Crackdown Crackup

The crackdown on drug gangs in Mexico is leading to a crackup.

CIUDAD JUAREZ, Mexico -- In this carnage-racked border city of 1.3 million, more than 80 murders have been clocked in the past three weeks, and kidnappings, extortions, robberies and rapes further bedevil an already rattled population.

So far, the new year looks to be bringing as much if not more havoc than the last. The demons are loose.

"Walking in the streets of Juárez is an extreme sport," said political scientist Tony Payan, an expert on border violence, repeating a grim quip making the rounds.

Though little more than 1 percent of Mexico's 105 million population lives in Juárez, it accounted for a third of the country's nearly 5,400 gangland murders last year, according to the federal government. And with President Felipe Calderón's war on the country's powerful drug syndicates unlikely to abate, this city bordering El Paso looks to remain a prime battleground.

Some U.S. security experts warn that Mexico teeters on meltdown -- of being a "failed state." Irritated Mexican leaders shrug off the notion, but Juárez's criminal chaos wails like a siren before an approaching storm.

That is pretty bad and predicted to get worse. In the mean time Guatemala has a better idea.
Guatemala is so overrun by drug traffickers that in 2005 its top anti-drug minister was arrested in the U.S. for smuggling cocaine. U.S. Drug Enforcement Agency officials describe the country as "the biggest conduit of Colombian cocaine to Mexico," where only 2% of murders are prosecuted.

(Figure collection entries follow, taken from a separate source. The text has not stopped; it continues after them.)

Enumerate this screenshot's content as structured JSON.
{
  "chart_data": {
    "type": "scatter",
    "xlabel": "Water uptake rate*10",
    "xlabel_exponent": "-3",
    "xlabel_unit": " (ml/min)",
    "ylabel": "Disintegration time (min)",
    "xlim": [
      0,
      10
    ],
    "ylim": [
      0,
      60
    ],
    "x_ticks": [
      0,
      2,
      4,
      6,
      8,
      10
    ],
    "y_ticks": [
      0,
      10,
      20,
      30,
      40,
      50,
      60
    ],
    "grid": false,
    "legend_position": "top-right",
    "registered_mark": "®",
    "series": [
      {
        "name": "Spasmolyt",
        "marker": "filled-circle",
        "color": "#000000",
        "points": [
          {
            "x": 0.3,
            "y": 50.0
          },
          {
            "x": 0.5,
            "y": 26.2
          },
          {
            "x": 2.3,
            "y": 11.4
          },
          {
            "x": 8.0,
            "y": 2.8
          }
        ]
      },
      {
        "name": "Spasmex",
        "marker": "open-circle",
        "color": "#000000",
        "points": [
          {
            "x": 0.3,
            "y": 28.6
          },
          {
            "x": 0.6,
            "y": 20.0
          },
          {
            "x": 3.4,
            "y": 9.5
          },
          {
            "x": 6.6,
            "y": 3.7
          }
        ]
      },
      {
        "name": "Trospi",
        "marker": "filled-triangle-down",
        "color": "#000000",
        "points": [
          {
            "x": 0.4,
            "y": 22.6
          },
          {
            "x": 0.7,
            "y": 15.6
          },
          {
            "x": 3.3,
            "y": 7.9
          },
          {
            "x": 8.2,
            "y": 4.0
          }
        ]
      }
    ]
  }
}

"Guatemala is the closest thing we have to a failed state in Central America," says Kevin Casas-Zamora, former vice president of Costa Rica and a senior fellow at the Brookings Institution.

Yet somehow a complete surrender to the narcotics trade has left Guatemala better off than its neighbors. Wanton political and judicial corruption have, if anything, greased the wheels of business interests and kept violent crime rates below that for its regional neighbors.

So let me see if I have this straight. Let the drug gangs control the drug trade without interference and violence goes down. Interfere with their business and violence goes up. In other words de facto legalization works. I wonder what de jure legalization would look like? Maybe we could get the violence down without corruption. Then you have to ask yourself what would politicians do for a living? Simple. There is always infrastructure. Say isn't that new guy from Chicago big on infrastructure? Hmmmm. I think he has a plan.